Although the recession has sunk some would-be lawyers, NIU law graduates are weathering the storm.

A recent study by the Law School Admission Council shows that while the number of law school applicants has been increasing, the number of law school graduates being hired is decreasing.

Following this national trend, NIU School of Law graduates rose from 80 in 1988 to 89 in 1990. The number hit 101 this year. While this is good news for the law school, the recession could make it bad news for the graduates.

However, the situation for NIU graduates is not as bad as it at many of the other law schools.

Linda Walt, NIU law school director of Career Services and Alumni Relations, said job placement for NIU graduates has been high, reaching 95 percent in 1990. The statistics for 1991 graduates will not be known for a while, but Walt said she would expect them to be down to about 85 percent.

Walt said the starting pay for NIU law graduates generally ranges from $22,000 to $35,000, although some students have been known to start off at $70,000.

Nationally, law firms are not visiting colleges as much as they have been in the past. Visits to Harvard University Law School are down 15 percent. At NIU, law firm visits are down 30 percent from recent years, Walt said.

Fewer law firm visits aren’t the only changes.
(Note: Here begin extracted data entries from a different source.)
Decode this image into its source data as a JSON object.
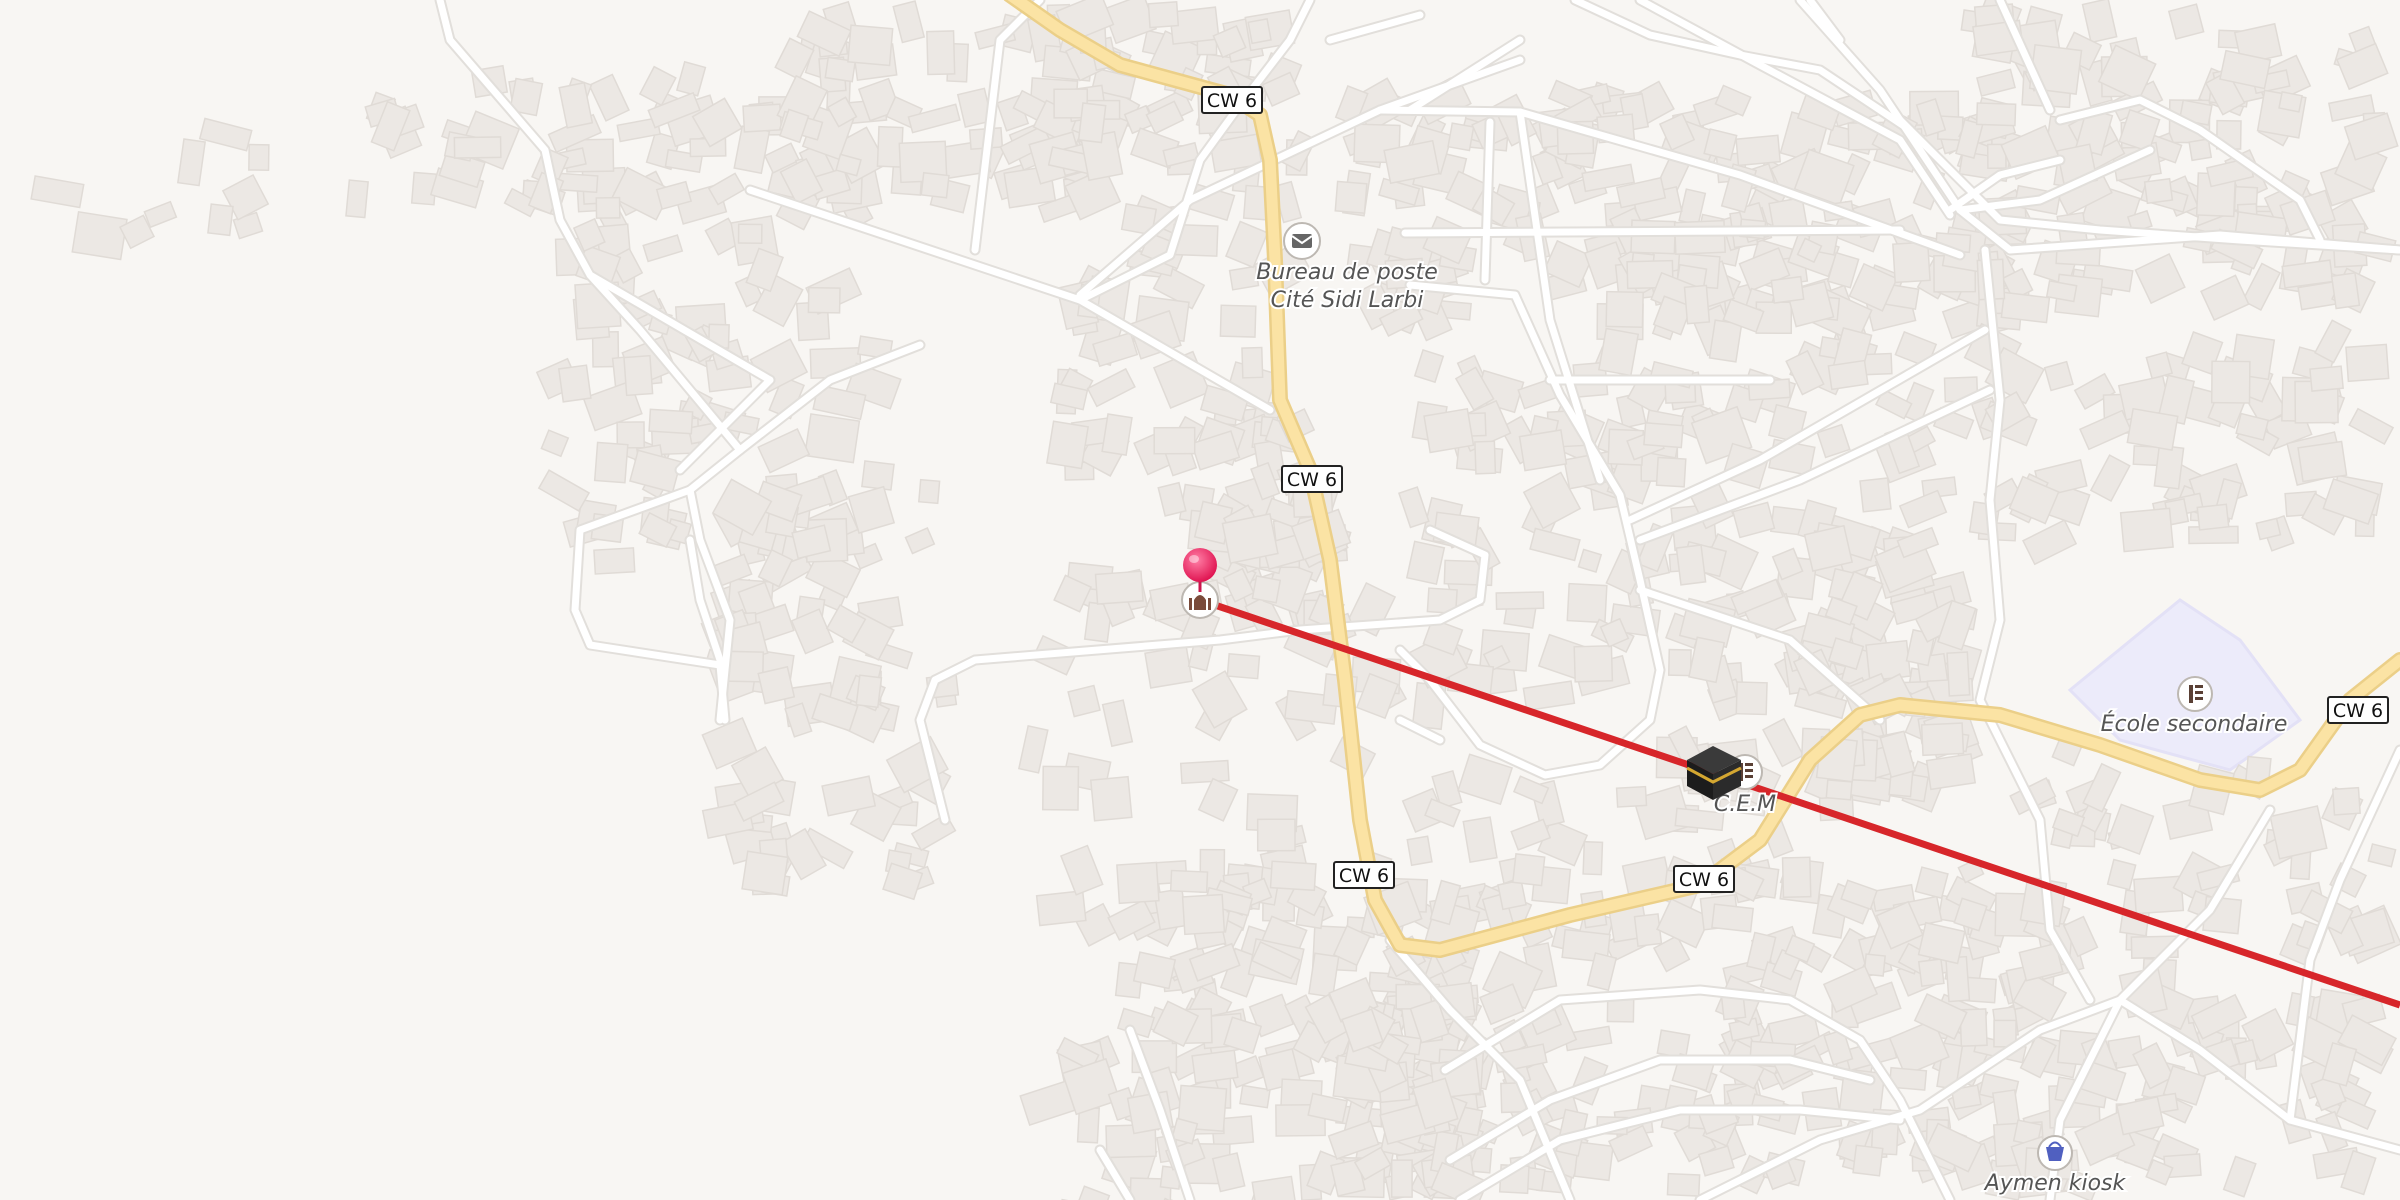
{
  "map": {
    "road_shields": [
      {
        "id": "shield-1",
        "text": "CW 6"
      },
      {
        "id": "shield-2",
        "text": "CW 6"
      },
      {
        "id": "shield-3",
        "text": "CW 6"
      },
      {
        "id": "shield-4",
        "text": "CW 6"
      },
      {
        "id": "shield-5",
        "text": "CW 6"
      }
    ],
    "pois": [
      {
        "id": "post-office",
        "icon": "envelope-icon",
        "label_line1": "Bureau de poste",
        "label_line2": "Cité Sidi Larbi"
      },
      {
        "id": "mosque",
        "icon": "mosque-icon"
      },
      {
        "id": "kaaba",
        "icon": "kaaba-icon"
      },
      {
        "id": "cem",
        "icon": "school-icon",
        "label": "C.E.M"
      },
      {
        "id": "ecole",
        "icon": "school-icon",
        "label": "École secondaire"
      },
      {
        "id": "kiosk",
        "icon": "shopping-basket-icon",
        "label": "Aymen kiosk"
      }
    ],
    "pin": {
      "icon": "location-pin-icon",
      "color": "#e91e63"
    },
    "qibla_line": {
      "color": "#d7262a"
    },
    "colors": {
      "background": "#f8f6f3",
      "building": "#ece8e4",
      "building_edge": "#e0dbd6",
      "road": "#ffffff",
      "road_casing": "#e2dfdb",
      "main_road": "#fbe3a4",
      "main_road_casing": "#ebcf88",
      "school_area": "#ecebfa",
      "label": "#555555"
    }
  }
}
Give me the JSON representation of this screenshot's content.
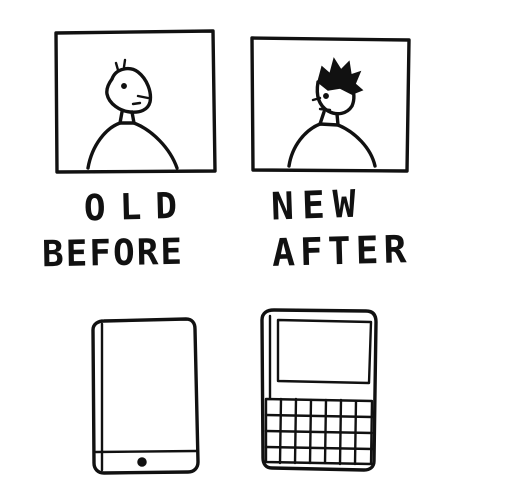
{
  "captions": {
    "old": "OLD",
    "before": "BEFORE",
    "new": "NEW",
    "after": "AFTER"
  },
  "panels": [
    {
      "id": "old-before",
      "depicts": "person-short-hair"
    },
    {
      "id": "new-after",
      "depicts": "person-spiky-hair"
    }
  ],
  "devices": [
    {
      "id": "old-phone",
      "icon": "touchscreen-phone-icon"
    },
    {
      "id": "new-phone",
      "icon": "keyboard-phone-icon"
    }
  ],
  "colors": {
    "ink": "#111111",
    "paper": "#ffffff"
  }
}
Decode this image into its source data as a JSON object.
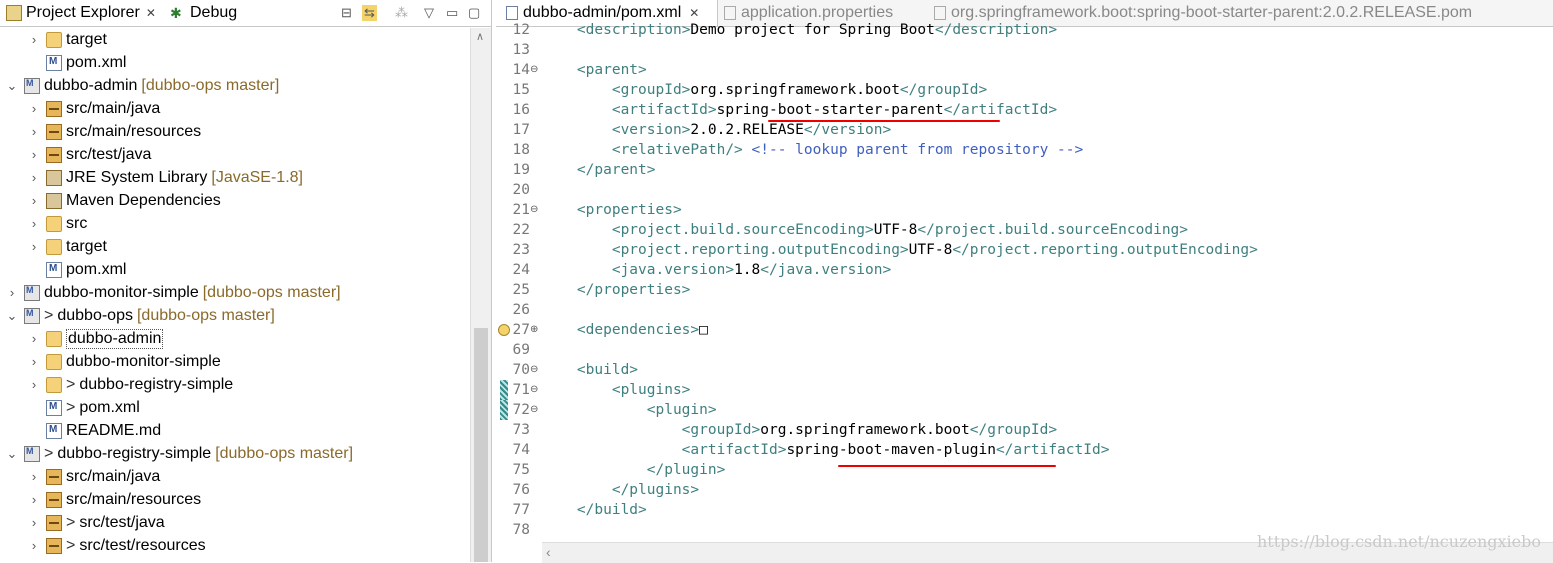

Walt said the interviewing trends have been changing as well.

“It’s interesting how few of the employers interviewe

third-year students,” she said. “More second-year students were interviewed for clerk positions and summer internships.”

Leonard Mandel, assistant dean of NIU’s School of Law, said the recession is to blame for law firms hiring fewer lawyers, as well as more students entering the law school.

“The recession, the media, the Clarence Thomas hearings and television shows like ‘Civil Wars’ all glamorize the law profession,” Mandel said.

Another reason for lawyer popularity, Walt said, is the “L.A. Law syndrome,” following the popularity of the hit television show that glamorizes the profession.

Walt also said the recession is partly to blame for the increased popularity of being a law student.

“It is uncertainty in the economy,” she said. “People feel if they’re more educated, they’ll have a better chance at getting a better job.”

“There is always room for a good lawyer,” said Mandel.